Wednesday, December 5, 2018

Medicare For All Costs

There have been a number of articles recently and some misguided statements by proponents on both sides about the cost and implementation of "Medicare for All" or publicly provided health insurance.

It would be expensive, but mathematically it wouldn't require new money, just a switch form privately funded to publicly funded.

How that would happen is the real problem, if in fact we even see it proposed seriously as opposed to a talking point by certain politicians.

To be clear, the cost of health care reflects the cost of health services being provided.  Currently most is provided under private insurance plans which are obtained in any number of ways.

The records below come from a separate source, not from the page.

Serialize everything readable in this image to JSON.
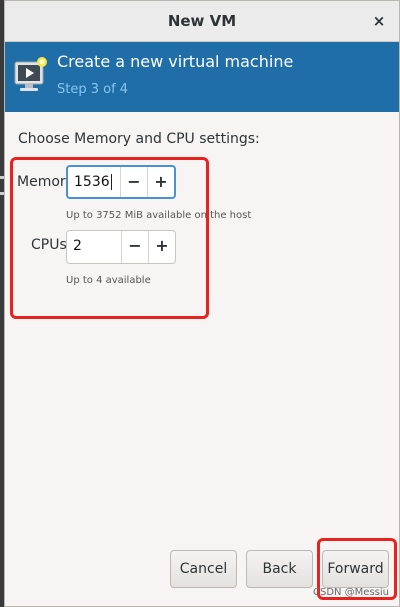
{
  "window": {
    "title": "New VM",
    "close_glyph": "×"
  },
  "banner": {
    "icon": "vm-monitor-icon",
    "title": "Create a new virtual machine",
    "step": "Step 3 of 4"
  },
  "settings": {
    "heading": "Choose Memory and CPU settings:",
    "memory": {
      "label": "Memory:",
      "value": "1536",
      "hint": "Up to 3752 MiB available on the host",
      "decrement": "−",
      "increment": "+"
    },
    "cpus": {
      "label": "CPUs:",
      "value": "2",
      "hint": "Up to 4 available",
      "decrement": "−",
      "increment": "+"
    }
  },
  "buttons": {
    "cancel": "Cancel",
    "back": "Back",
    "forward": "Forward"
  },
  "watermark": "CSDN @Messiu",
  "colors": {
    "banner": "#1f6ea8",
    "banner_step_text": "#86c5f1",
    "annotation": "#e8231f",
    "focus_ring": "#4a90d9"
  }
}
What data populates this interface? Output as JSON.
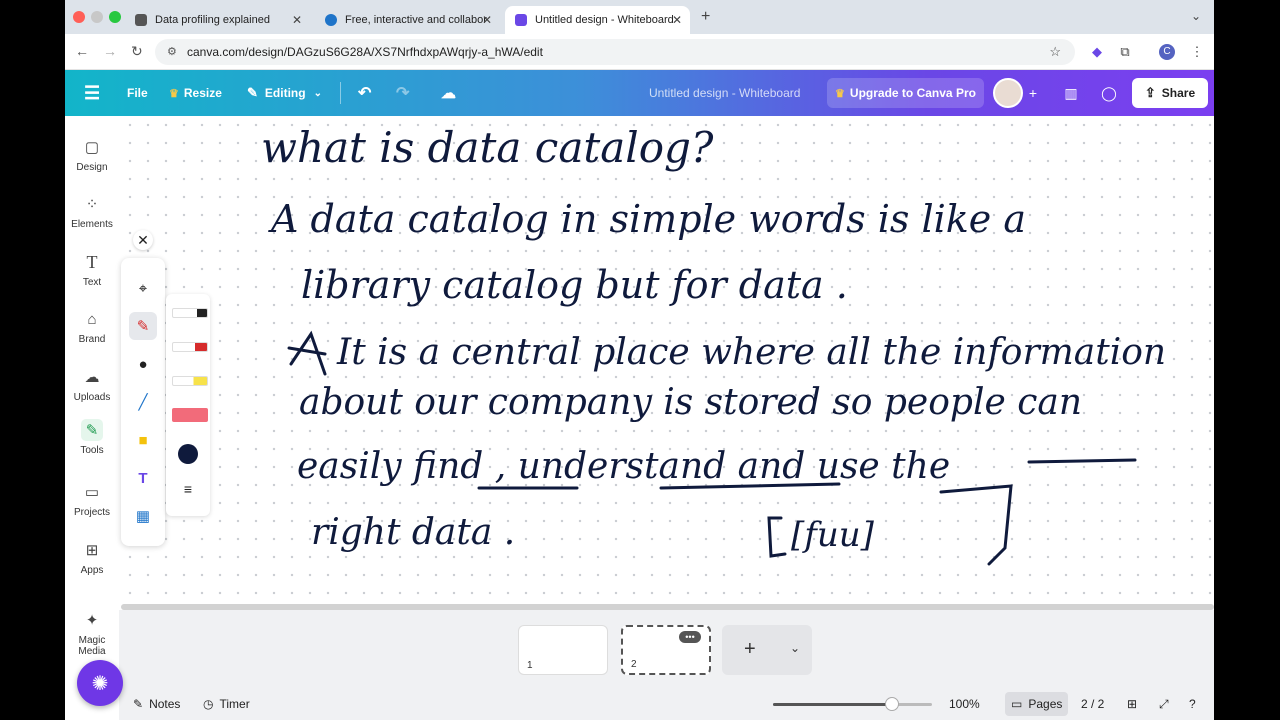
{
  "browser": {
    "tabs": [
      {
        "title": "Data profiling explained",
        "favicon_color": "#555555"
      },
      {
        "title": "Free, interactive and collabor",
        "favicon_color": "#1e74c9"
      },
      {
        "title": "Untitled design - Whiteboard",
        "favicon_color": "#6a47e6"
      }
    ],
    "new_tab": "+",
    "url": "canva.com/design/DAGzuS6G28A/XS7NrfhdxpAWqrjy-a_hWA/edit",
    "profile_initial": "C"
  },
  "header": {
    "menu_icon": "hamburger-icon",
    "file_label": "File",
    "resize_label": "Resize",
    "editing_label": "Editing",
    "doc_title": "Untitled design - Whiteboard",
    "upgrade_label": "Upgrade to Canva Pro",
    "share_label": "Share"
  },
  "sidebar": {
    "items": [
      {
        "label": "Design",
        "icon": "design-icon"
      },
      {
        "label": "Elements",
        "icon": "elements-icon"
      },
      {
        "label": "Text",
        "icon": "text-icon"
      },
      {
        "label": "Brand",
        "icon": "brand-icon"
      },
      {
        "label": "Uploads",
        "icon": "uploads-icon"
      },
      {
        "label": "Tools",
        "icon": "tools-icon"
      },
      {
        "label": "Projects",
        "icon": "projects-icon"
      },
      {
        "label": "Apps",
        "icon": "apps-icon"
      },
      {
        "label": "Magic Media",
        "icon": "magic-media-icon"
      }
    ]
  },
  "whiteboard": {
    "lines": [
      "what is data catalog?",
      "A data catalog in simple words is like a",
      "library catalog but for data .",
      "It is a central place where all the information",
      "about our company is stored so people can",
      "easily find , understand and use the",
      "right data .",
      "[fuu]"
    ]
  },
  "pages": {
    "thumbs": [
      "1",
      "2"
    ],
    "add_label": "+"
  },
  "footer": {
    "notes_label": "Notes",
    "timer_label": "Timer",
    "zoom_label": "100%",
    "zoom_level": 0.75,
    "pages_label": "Pages",
    "page_count": "2 / 2"
  }
}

Ultimately this cost might rise if more people get covered or it might decrease if the preventive care leads to earlier detection and less late intervention.

That's a matter that can be argued but, the switch from private to public funding wouldn't have a particular impact on overall costs, although of course the cost would show up as a Government expense.

As a reference point the United States has the highest per capita health care costs of any country although Switzerland is close, per the World Health depending of how you value the currencies.

The cost has been going up but it is going up partly because of inflation but also partly because new
 and improved technology has been introduced.

By most measures health outcomes do not correspond to the high cost, not that they are bad, but in many measures we are relatively average.  Of course because of our profit model, we attract some of the very best specialists in every discipline if, in fact, you can afford them.

The point is unless we are increasing this per capita cost, the total cost will not go up.  It's only a matter of how we pay for it.